Es war keine Überraschung, verlief die Spurensuche auf diesem Crewdeck ergebnislos, sodass die Tiere eine Etage höher zum Einsatz gelangten, in den Personalräumen für Staff-Mitarbeitende, welche meistens in den Bereichen der Rezeption, der Fitness, der Animation und der Kinderbetreuung tätig waren, und Offiziere. Auch hier: Fehlanzeige. Als Nächstes kamen die Warenlager an die Reihe, diese Flächen waren durch die insgesamt acht Restaurants und zwölf Bars belegt.
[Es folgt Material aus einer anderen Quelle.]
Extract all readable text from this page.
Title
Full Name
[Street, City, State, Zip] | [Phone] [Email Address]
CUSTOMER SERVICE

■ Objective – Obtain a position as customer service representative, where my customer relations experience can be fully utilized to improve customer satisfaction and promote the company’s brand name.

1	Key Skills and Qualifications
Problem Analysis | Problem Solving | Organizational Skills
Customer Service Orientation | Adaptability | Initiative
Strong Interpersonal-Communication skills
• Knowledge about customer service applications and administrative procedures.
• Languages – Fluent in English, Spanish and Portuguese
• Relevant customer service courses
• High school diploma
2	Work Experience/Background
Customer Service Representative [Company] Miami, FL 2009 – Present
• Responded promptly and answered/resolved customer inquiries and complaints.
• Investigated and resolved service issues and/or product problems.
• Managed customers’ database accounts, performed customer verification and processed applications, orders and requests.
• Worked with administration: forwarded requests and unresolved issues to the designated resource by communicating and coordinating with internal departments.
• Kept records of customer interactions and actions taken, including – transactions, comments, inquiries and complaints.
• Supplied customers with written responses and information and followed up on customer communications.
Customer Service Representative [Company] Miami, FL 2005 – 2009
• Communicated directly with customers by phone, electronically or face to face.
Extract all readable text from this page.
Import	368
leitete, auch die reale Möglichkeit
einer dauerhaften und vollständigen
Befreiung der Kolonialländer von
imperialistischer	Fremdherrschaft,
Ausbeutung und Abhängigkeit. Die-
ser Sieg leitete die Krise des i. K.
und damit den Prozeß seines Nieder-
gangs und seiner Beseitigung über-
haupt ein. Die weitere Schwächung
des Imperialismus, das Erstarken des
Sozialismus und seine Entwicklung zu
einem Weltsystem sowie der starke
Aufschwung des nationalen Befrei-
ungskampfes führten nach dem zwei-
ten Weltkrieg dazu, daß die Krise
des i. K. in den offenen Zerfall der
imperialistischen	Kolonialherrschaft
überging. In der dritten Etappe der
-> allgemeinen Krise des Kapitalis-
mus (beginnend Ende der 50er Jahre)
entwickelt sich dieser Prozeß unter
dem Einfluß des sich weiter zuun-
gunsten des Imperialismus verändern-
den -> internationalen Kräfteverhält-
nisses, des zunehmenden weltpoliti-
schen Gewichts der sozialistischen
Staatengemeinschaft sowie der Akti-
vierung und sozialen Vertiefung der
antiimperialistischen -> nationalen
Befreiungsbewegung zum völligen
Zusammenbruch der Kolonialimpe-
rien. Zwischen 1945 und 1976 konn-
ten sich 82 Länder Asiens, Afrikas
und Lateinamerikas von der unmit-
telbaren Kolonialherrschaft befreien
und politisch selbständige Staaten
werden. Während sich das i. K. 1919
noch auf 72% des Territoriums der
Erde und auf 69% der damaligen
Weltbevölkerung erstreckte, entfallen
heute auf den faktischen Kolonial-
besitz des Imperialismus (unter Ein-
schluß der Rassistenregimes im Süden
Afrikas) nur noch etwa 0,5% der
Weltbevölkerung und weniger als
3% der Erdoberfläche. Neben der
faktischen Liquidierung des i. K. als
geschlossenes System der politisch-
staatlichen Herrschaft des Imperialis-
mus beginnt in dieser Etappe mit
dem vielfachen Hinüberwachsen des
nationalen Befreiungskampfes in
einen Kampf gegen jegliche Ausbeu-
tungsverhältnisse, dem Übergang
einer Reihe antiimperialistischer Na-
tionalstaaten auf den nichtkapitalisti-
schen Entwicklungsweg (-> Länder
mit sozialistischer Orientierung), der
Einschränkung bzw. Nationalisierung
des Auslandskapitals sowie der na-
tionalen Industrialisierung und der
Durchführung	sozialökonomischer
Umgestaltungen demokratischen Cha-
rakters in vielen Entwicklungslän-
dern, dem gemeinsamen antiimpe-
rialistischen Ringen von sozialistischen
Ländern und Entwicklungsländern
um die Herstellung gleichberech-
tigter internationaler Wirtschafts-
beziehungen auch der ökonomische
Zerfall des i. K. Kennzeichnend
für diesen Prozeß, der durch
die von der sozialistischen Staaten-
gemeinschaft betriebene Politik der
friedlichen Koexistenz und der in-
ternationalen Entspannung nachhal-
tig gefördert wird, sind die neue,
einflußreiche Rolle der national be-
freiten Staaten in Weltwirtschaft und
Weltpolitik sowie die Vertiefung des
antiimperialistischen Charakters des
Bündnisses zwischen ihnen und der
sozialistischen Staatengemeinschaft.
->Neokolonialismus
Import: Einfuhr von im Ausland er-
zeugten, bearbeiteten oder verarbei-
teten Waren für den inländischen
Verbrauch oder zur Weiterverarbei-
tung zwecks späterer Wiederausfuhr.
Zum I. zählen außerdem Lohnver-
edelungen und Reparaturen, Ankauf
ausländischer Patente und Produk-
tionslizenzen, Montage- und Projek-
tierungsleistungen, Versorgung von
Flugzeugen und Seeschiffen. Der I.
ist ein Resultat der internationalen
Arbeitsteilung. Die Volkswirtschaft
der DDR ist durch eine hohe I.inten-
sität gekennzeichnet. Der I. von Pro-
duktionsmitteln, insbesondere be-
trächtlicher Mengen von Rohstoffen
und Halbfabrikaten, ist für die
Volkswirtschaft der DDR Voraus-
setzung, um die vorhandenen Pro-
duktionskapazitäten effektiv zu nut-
François Hommard und Adalbert König hatten sich zuvor von ihren drei Kollegen in Richtung Flughafen Helmut Schmidt verabschiedet, nachdem ihnen das Trio Herrlich/Bevilaqua/Ritter unter Verdankung ihrer Hilfe mitgeteilt hatte, dass es für sie nichts mehr zu tun gebe.

Während die Hunde im Einsatz standen, kam Ritter endlich dazu, Claudia Lüthi anzupeilen. Diesen Anruf hatte er bewusst hinausgezögert, um genügend Zeit für seine Mitarbeiterin zu haben.

«Sorry, Claudia, ich wollte nicht unter Druck anrufen, deshalb erst jetzt. Und glaub mir, mit Desinteresse an deinen Erkundigungen hat das gar nichts zu tun …», begann er.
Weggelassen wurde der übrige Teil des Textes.